As we move into the back end of 2024, most Sydney property markets are expected to continue this pattern of moderate growth.

Prices appear likely to rise in spring when we see more buyers enter the market and then a cooling of the market as we approach the end of the year.

With interest rate unlikely to move this year, a major jolt to the market seems unlikely.

SQM Research data reveal property stock is selling quickly, with total listings at the lowest point since 2019.

While ANZ predicts housing price growth in Sydney this year will be a relatively modest 4.2 per cent (moderating after last year’s 11.5 per cent), it predicts a quickening in 2025 to 6 per cent and then 6.6 per cent in 2026. The other big banks are sitting in the middle with NAB forecasting 5 per cent and Westpac at 6 per cent.

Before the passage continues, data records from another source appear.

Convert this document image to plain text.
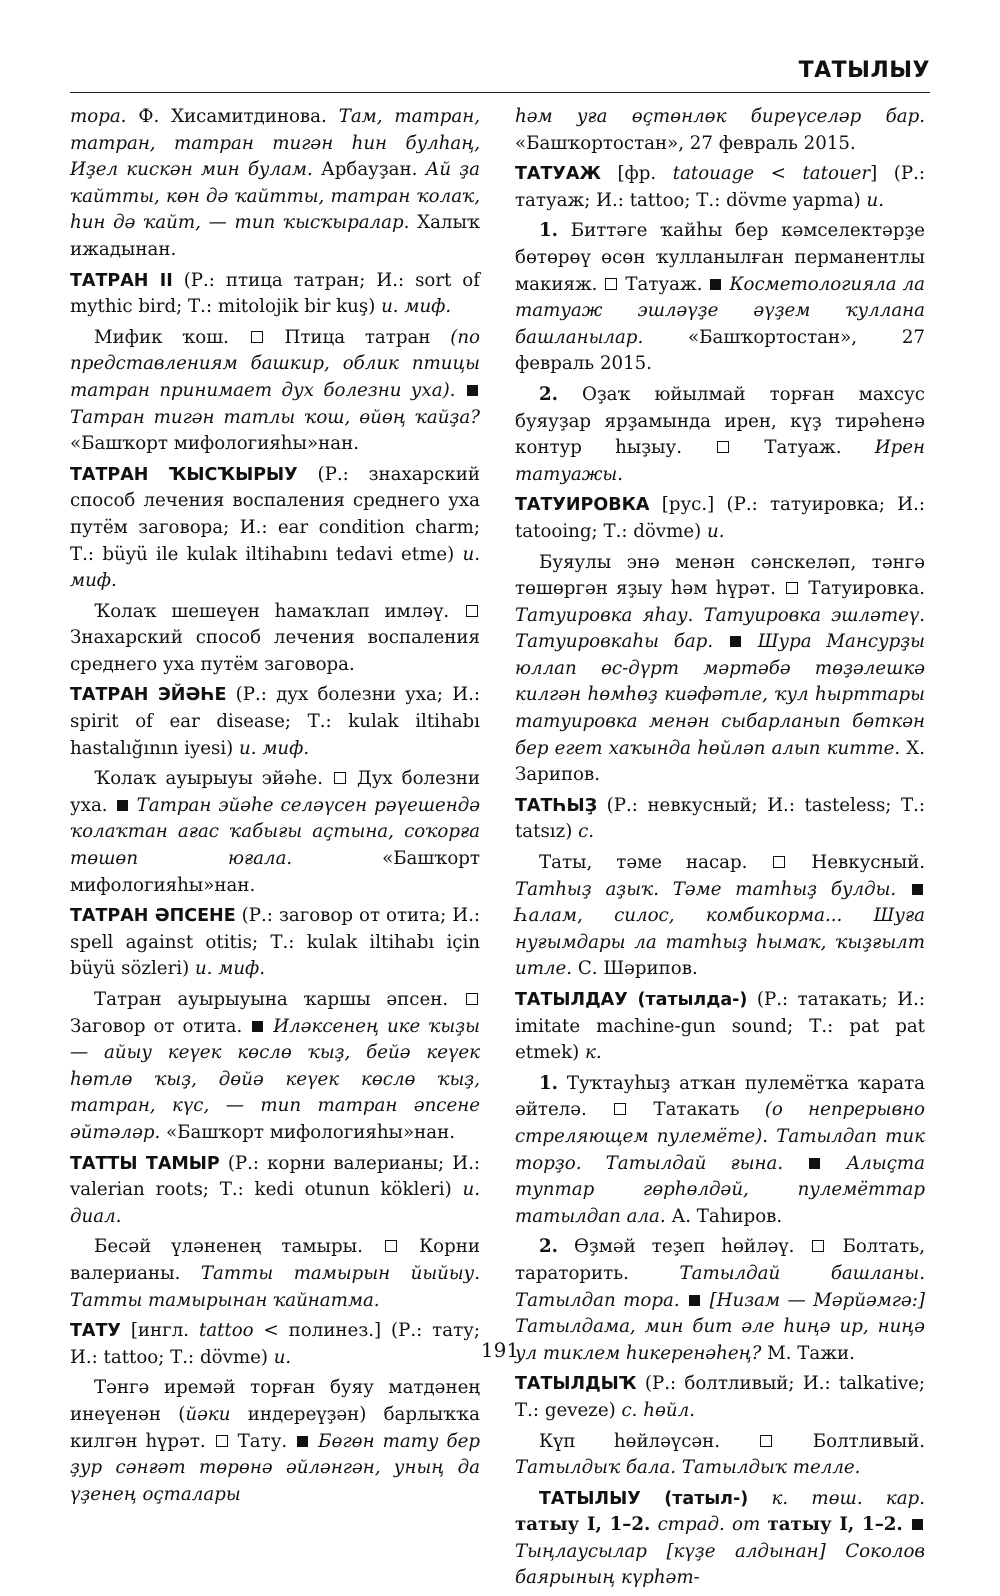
ТАТЫЛЫУ

тора. Ф. Хисамитдинова. Там, татран, татран, татран тигән һин булһаң, Иҙел кискән мин булам. Арбауҙан. Ай ҙа ҡайтты, көн дә ҡайтты, татран ҡолаҡ, һин дә ҡайт, — тип ҡысҡыралар. Халыҡ ижадынан.

ТАТРАН II (Р.: птица татран; И.: sort of mythic bird; Т.: mitolojik bir kuş) и. миф.

Мифик ҡош.  Птица татран (по представлениям башкир, облик птицы татран принимает дух болезни уха).  Татран тигән татлы ҡош, өйөң ҡайҙа? «Башҡорт мифологияһы»нан.

ТАТРАН ҠЫСҠЫРЫУ (Р.: знахарский способ лечения воспаления среднего уха путём заговора; И.: ear condition charm; Т.: büyü ile kulak iltihabını tedavi etme) и. миф.

Ҡолаҡ шешеүен һамаҡлап имләү.  Знахарский способ лечения воспаления среднего уха путём заговора.

ТАТРАН ЭЙӘҺЕ (Р.: дух болезни уха; И.: spirit of ear disease; Т.: kulak iltihabı hastalığının iyesi) и. миф.

Ҡолаҡ ауырыуы эйәһе.  Дух болезни уха.  Татран эйәһе селәүсен рәүешендә ҡолаҡтан ағас ҡабығы аҫтына, соҡорға төшөп юғала. «Башҡорт мифологияһы»нан.

ТАТРАН ӘПСЕНЕ (Р.: заговор от отита; И.: spell against otitis; Т.: kulak iltihabı için büyü sözleri) и. миф.

Татран ауырыуына ҡаршы әпсен.  Заговор от отита.  Иләксенең ике ҡыҙы — айыу кеүек көслө ҡыҙ, бейә кеүек һөтлө ҡыҙ, дөйә кеүек көслө ҡыҙ, татран, күс, — тип татран әпсене әйтәләр. «Башҡорт мифологияһы»нан.

ТАТТЫ ТАМЫР (Р.: корни валерианы; И.: valerian roots; Т.: kedi otunun kökleri) и. диал.

Бесәй үләненең тамыры.  Корни валерианы. Татты тамырын йыйыу. Татты тамырынан ҡайнатма.

ТАТУ [ингл. tattoo < полинез.] (Р.: тату; И.: tattoo; Т.: dövme) и.

Тәнгә иремәй торған буяу матдәнең инеүенән (йәки индереүҙән) барлыҡҡа килгән һүрәт.  Тату.  Бөгөн тату бер ҙур сәнғәт төрөнә әйләнгән, уның да үҙенең оҫталары

һәм уға өҫтөнлөк биреүселәр бар. «Башҡортостан», 27 февраль 2015.

ТАТУАЖ [фр. tatouage < tatouer] (Р.: татуаж; И.: tattoo; Т.: dövme yapma) и.

1. Биттәге ҡайһы бер кәмселектәрҙе бөтөрөү өсөн ҡулланылған перманентлы макияж.  Татуаж.  Косметологияла ла татуаж эшләүҙе әүҙем ҡуллана башланылар. «Башҡортостан», 27 февраль 2015.

2. Оҙаҡ юйылмай торған махсус буяуҙар ярҙамында ирен, күҙ тирәһенә контур һыҙыу.  Татуаж. Ирен татуажы.

ТАТУИРОВКА [рус.] (Р.: татуировка; И.: tatooing; Т.: dövme) и.

Буяулы энә менән сәнскеләп, тәнгә төшөргән яҙыу һәм һүрәт.  Татуировка. Татуировка яһау. Татуировка эшләтеү. Татуировкаһы бар. Шура Мансурҙы юллап өс-дүрт мәртәбә төҙәлешкә килгән һөмһөҙ киәфәтле, ҡул һырттары татуировка менән сыбарланып бөткән бер егет хаҡында һөйләп алып китте. Х. Зарипов.

ТАТҺЫҘ (Р.: невкусный; И.: tasteless; Т.: tatsız) с.

Таты, тәме насар.  Невкусный. Татһыҙ аҙыҡ. Тәме татһыҙ булды.  Һалам, силос, комбикорма... Шуға нуғымдары ла татһыҙ һымаҡ, ҡыҙғылт итле. С. Шәрипов.

ТАТЫЛДАУ (татылда-) (Р.: татакать; И.: imitate machine-gun sound; Т.: pat pat etmek) к.

1. Туҡтауһыҙ атҡан пулемётҡа ҡарата әйтелә.  Татакать (о непрерывно стреляющем пулемёте). Татылдап тик торҙо. Татылдай ғына.	Алыҫта туптар гөрһөлдәй, пулемёттар татылдап ала. А. Таһиров.

2. Өҙмәй теҙеп һөйләү.  Болтать, тараторить. Татылдай башланы. Татылдап тора. [Низам — Мәрйәмгә:] Татылдама, мин бит әле һиңә ир, ниңә ул тиклем һикеренәһең? М. Тажи.

ТАТЫЛДЫҠ (Р.: болтливый; И.: talkative; Т.: geveze) с. һөйл.

Күп һөйләүсән.  Болтливый. Татылдыҡ бала. Татылдыҡ телле.

ТАТЫЛЫУ (татыл-) к. төш. кар. татыу I, 1–2. страд. от татыу I, 1–2.  Тыңлаусылар [күҙе алдынан] Соколов баярының күрһәт-

191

The ongoing shortage in housing supply will continue to support property prices.

This is evident with the level of new dwelling approvals declining in a market that has such strong demand and rising rental prices.

This shortage will also boost investors’ confidence, particularly overseas buyers who favour the strength and resilience that Sydney’s property markets provide in tandem with the city’s rental markets remaining exceptionally tight.

Article Q&A

Is Sydney's property market cooling?

While ANZ predicts housing price growth in Sydney this year will be a relatively modest 4.2 per cent (moderating after last year’s 11.5 per cent), it predicts a quickening in 2025 to 6 per cent and then 6.6 per cent in 2026. The other big banks are sitting in the middle with NAB forecasting 5 per cent and Westpac at 6 per cent.

Why are Sydney property prices still so high?

The ongoing shortage in housing supply is continuing to support property prices. This is evident with the level of new dwelling approvals declining in a market that has such strong demand and rising rental prices. This shortage will also boost investors’ confidence, particularly overseas buyers who favour the strength and resilience that Sydney’s property markets provide.

Are Sydney property prices still rising?

In August, house prices rose another 0.3 per cent to a median price of $1.47 million. This was the 19th consecutive month of house price increases, which is a direct reflection of the demand in the market and lack of supply. Units were the top performers, increasing by 0.5 per cent in the month to a median price just under $1 million, rising to $859,000.